In a marketplace where artificial intelligence is quietly rewriting how buyers choose vendors, Resonance has stepped forward with a new tool that promises to make the invisible visible. The company announced the launch of GEO Search, a free platform that shows B2B brands exactly how large language models (LLMs) describe them during the buying process — and why that matters.
A New Front in the Visibility Race
Resonance’s GEO Search is built on one of the largest research efforts ever conducted in B2B technology marketing. Over 100,000 buyer-intent prompts were processed through the latest generation of LLMs, producing nearly a million URL citations and close to one million brand mentions from 34,000 companies across 113 technology sectors. The result: a detailed map of how AI systems interpret and recommend vendors.
According to Resonance, the data confirms what many marketers have only suspected — that the real competition isn’t for clicks anymore, it’s for citations inside AI-generated responses. As CEO Claire Williamson put it, “If you are not visible in AI answers, you are invisible to the buyer.”
AI Is Now the Shortlist
Recent findings from Forrester show that 89 percent of B2B buyers now use tools like ChatGPT, Claude, and Gemini at some point during vendor research. Traditional search results no longer dictate the buyer journey. Instead of browsing links, buyers rely on AI summaries that produce a single, trusted answer — a digital shortlist that heavily shapes final purchase decisions.
Tom Fry, Resonance’s CTO and co-founder, added that AI recommendations aren’t random. “LLMs follow patterns, and those patterns can be influenced,” he explained. “Once you understand which sources the model trusts for your category, you can shape visibility. Citations and brand mentions are the new clicks.”
What the Research Found
The GEO dataset revealed several consistent findings across its 100,000 test prompts:
- Earned media drives visibility. Publications remain the most-cited sources by LLMs during vendor shortlisting.
- Analyst and peer-review sites dominate evaluation phases. Platforms such as Gartner, G2, TrustRadius, and IDC heavily influence perceived authority.
- Category differences matter. Cybersecurity buyers consume very different information than DevOps or Cloud Infrastructure buyers. One uniform content strategy doesn’t work.
Inside GEO Search
Rather than providing search results, GEO Search reveals what AI already knows — and says — about a brand. Users can enter their company name or category and instantly see how LLMs are framing their visibility. The tool identifies competitor mentions, key buyer questions, and the narrative positioning that AI uses to rank one brand over another.
“This isn’t SEO as we’ve known it,” Williamson said. “This is about understanding how AI perceives your brand in real time.”
Why It Matters
Many marketing teams still assume that appearing high in Google search rankings guarantees similar placement in AI-generated responses. GEO Search testing proves otherwise. In many sectors, the brands topping Google results are missing entirely from AI-driven recommendations. Others are being misrepresented or grouped with the wrong competitors.
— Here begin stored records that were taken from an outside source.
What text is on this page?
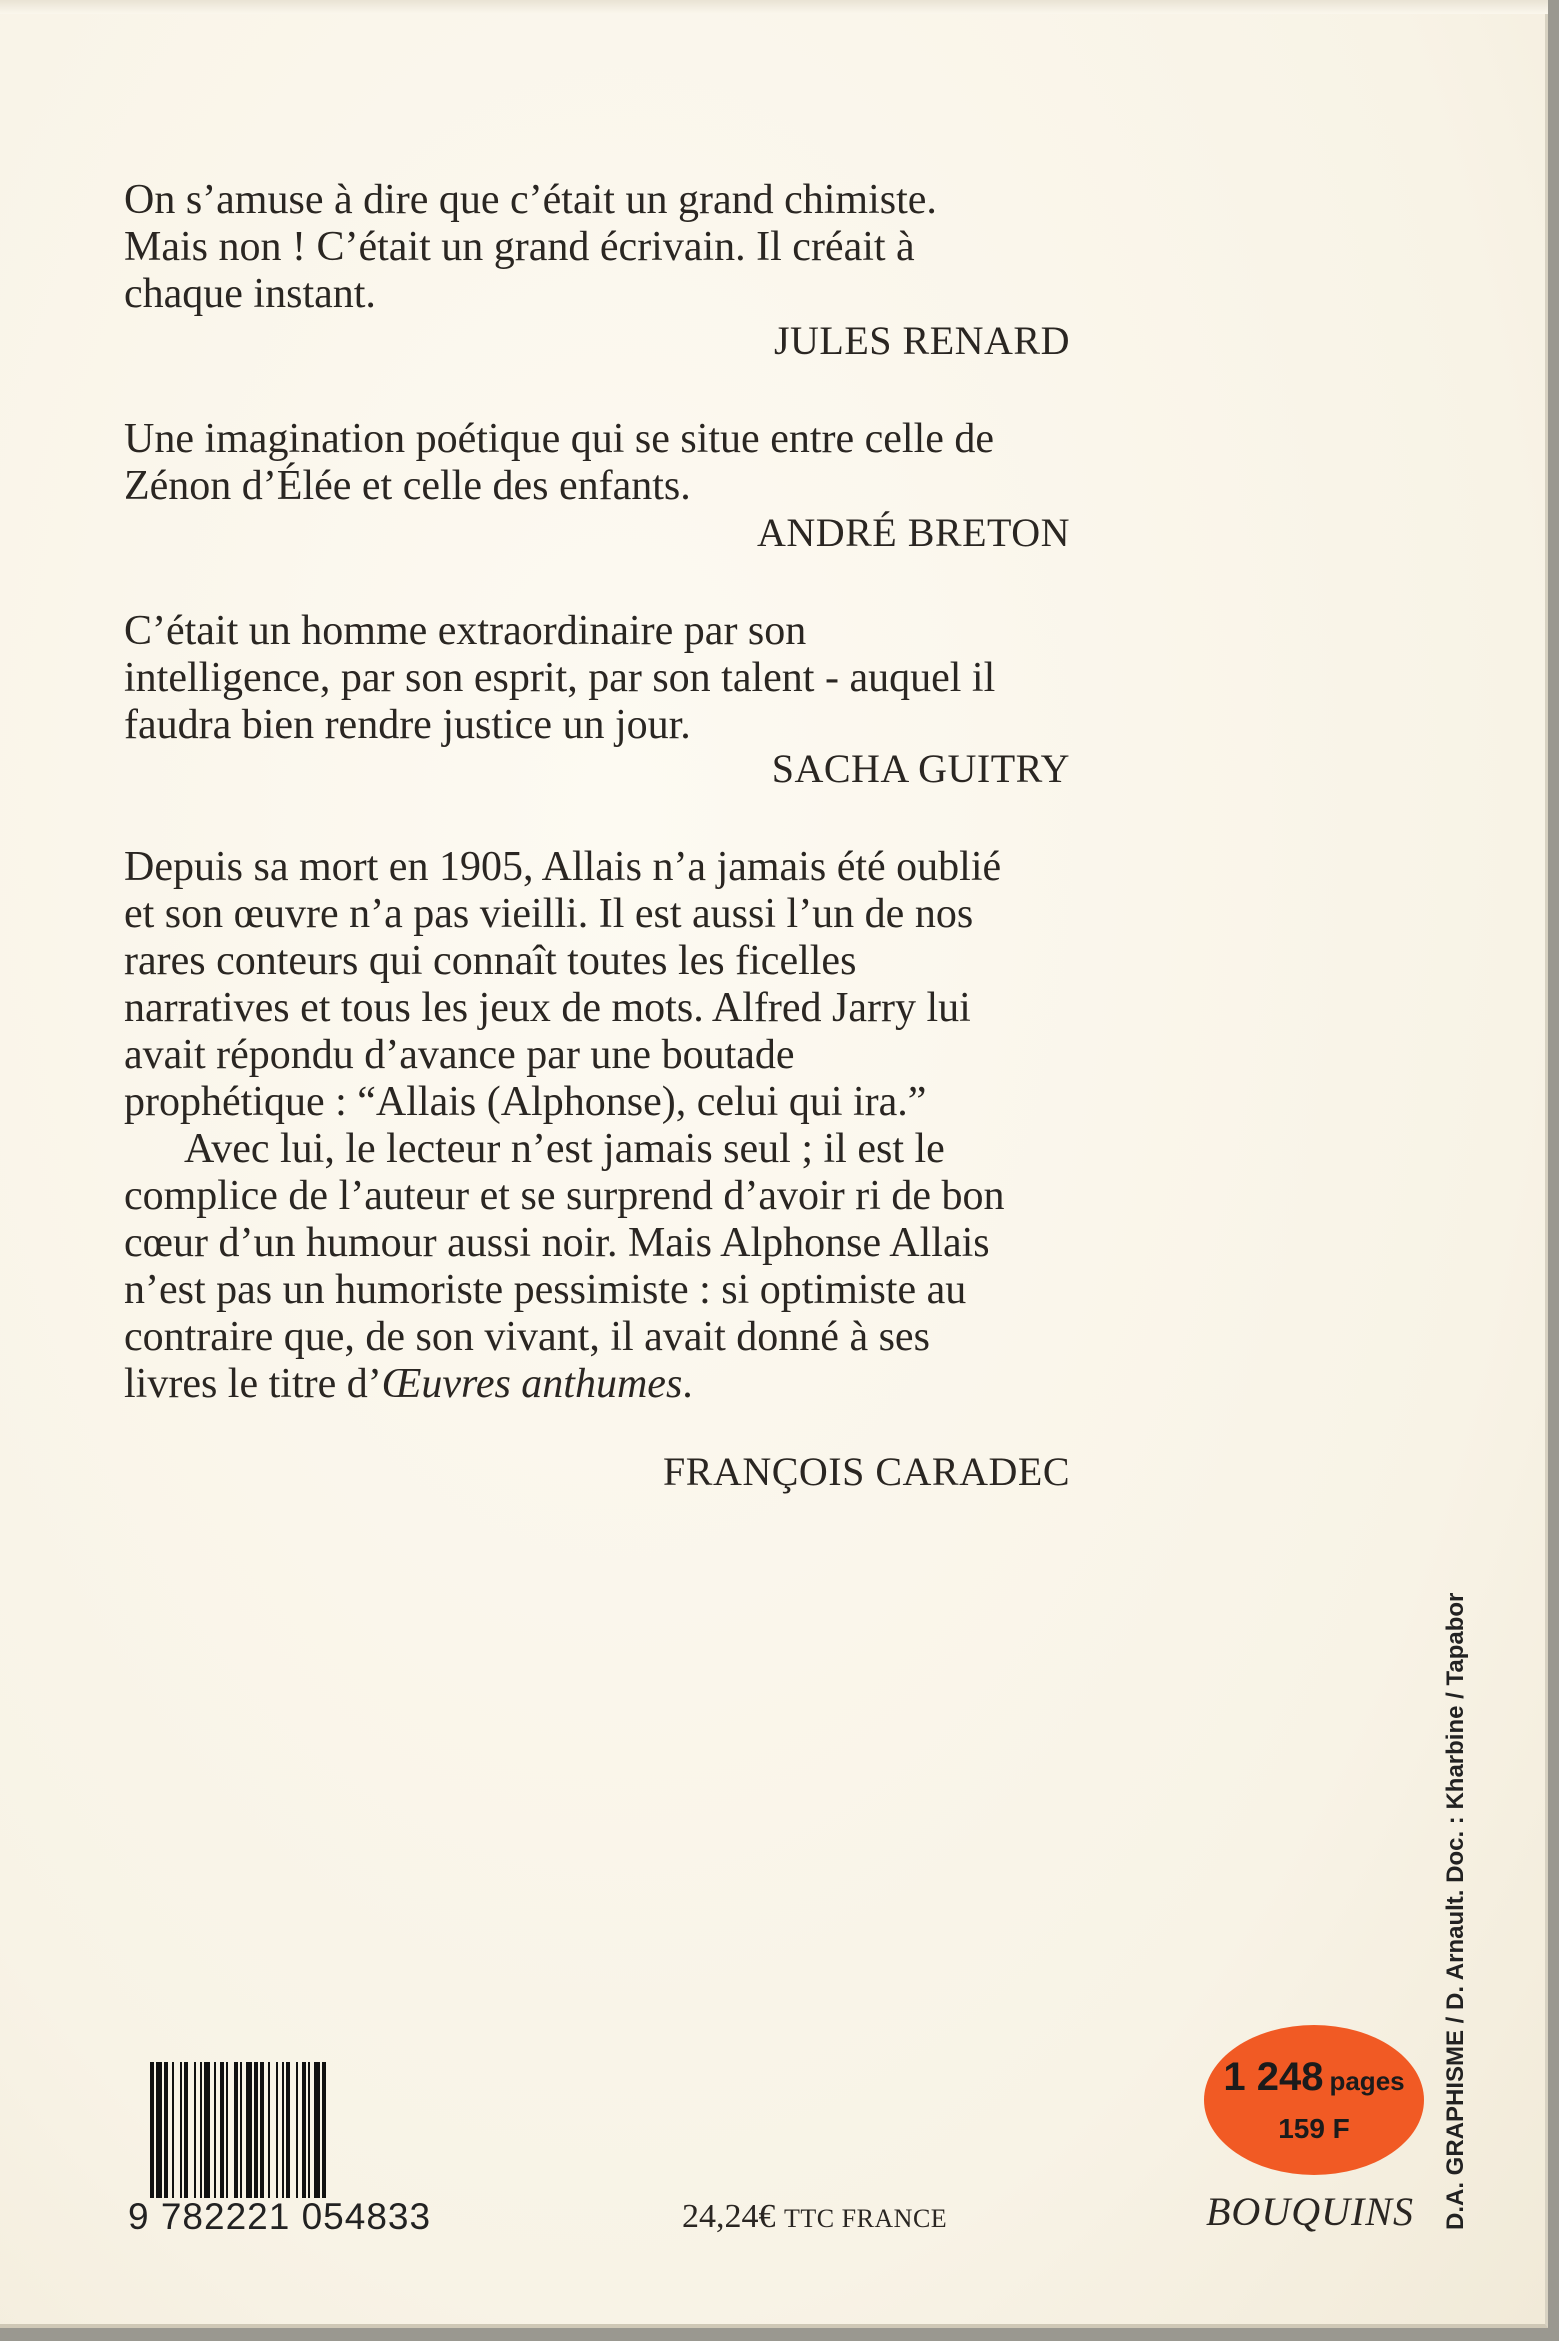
On s’amuse à dire que c’était un grand chimiste.

Mais non ! C’était un grand écrivain. Il créait à

chaque instant.

JULES RENARD

Une imagination poétique qui se situe entre celle de

Zénon d’Élée et celle des enfants.

ANDRÉ BRETON

C’était un homme extraordinaire par son

intelligence, par son esprit, par son talent - auquel il

faudra bien rendre justice un jour.

SACHA GUITRY

Depuis sa mort en 1905, Allais n’a jamais été oublié

et son œuvre n’a pas vieilli. Il est aussi l’un de nos

rares conteurs qui connaît toutes les ficelles

narratives et tous les jeux de mots. Alfred Jarry lui

avait répondu d’avance par une boutade

prophétique : “Allais (Alphonse), celui qui ira.”

Avec lui, le lecteur n’est jamais seul ; il est le

complice de l’auteur et se surprend d’avoir ri de bon

cœur d’un humour aussi noir. Mais Alphonse Allais

n’est pas un humoriste pessimiste : si optimiste au

contraire que, de son vivant, il avait donné à ses

livres le titre d’Œuvres anthumes.

FRANÇOIS CARADEC
9 782221 054833	24,24€ TTC FRANCE
1 248 pages
159 F
BOUQUINS D.A. GRAPHISME / D. Arnault. Doc. : Kharbine / Tapabor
Resonance’s data shows that earned visibility — public relations, media citations, and authoritative mentions — now has greater influence on LLM recommendations than traditional SEO metrics. The firm is using those insights to help B2B technology clients refine their positioning, messaging, and content strategies to align with what AI systems actually trust.
Behind the Numbers
The GEO Search project analyzed 113 distinct B2B tech segments, from cybersecurity to orchestration platforms. Each segment included 500 buyer-intent queries spanning awareness, evaluation, and purchase decisions. Every LLM output was studied for brand mentions, cited URLs, and the types of sources referenced, from peer-review communities to analyst reports.
Buyer intent categories included informational, benchmarking, comparison, purchase decision, technical evaluation, risk and compliance, and community validation. This structure allowed the Resonance team to see how brands performed at each stage of the funnel, not just whether they appeared at all.
The Bigger Picture
Resonance is making GEO Search publicly available at no cost, giving every B2B brand a chance to understand how they appear inside AI-driven research environments. The company sees it as an opportunity for transparency — a way for marketers to measure, adjust, and improve their influence over automated decision-making systems that are quietly shaping billions in enterprise spend.
For B2B leaders, the takeaway is clear: AI visibility has become the new front line of brand strategy. GEO Search doesn’t just expose the leaderboard — it explains why some brands make the cut and others don’t. And in a buying landscape now dominated by algorithms that summarize rather than list, that insight could be the deciding factor between growth and obscurity.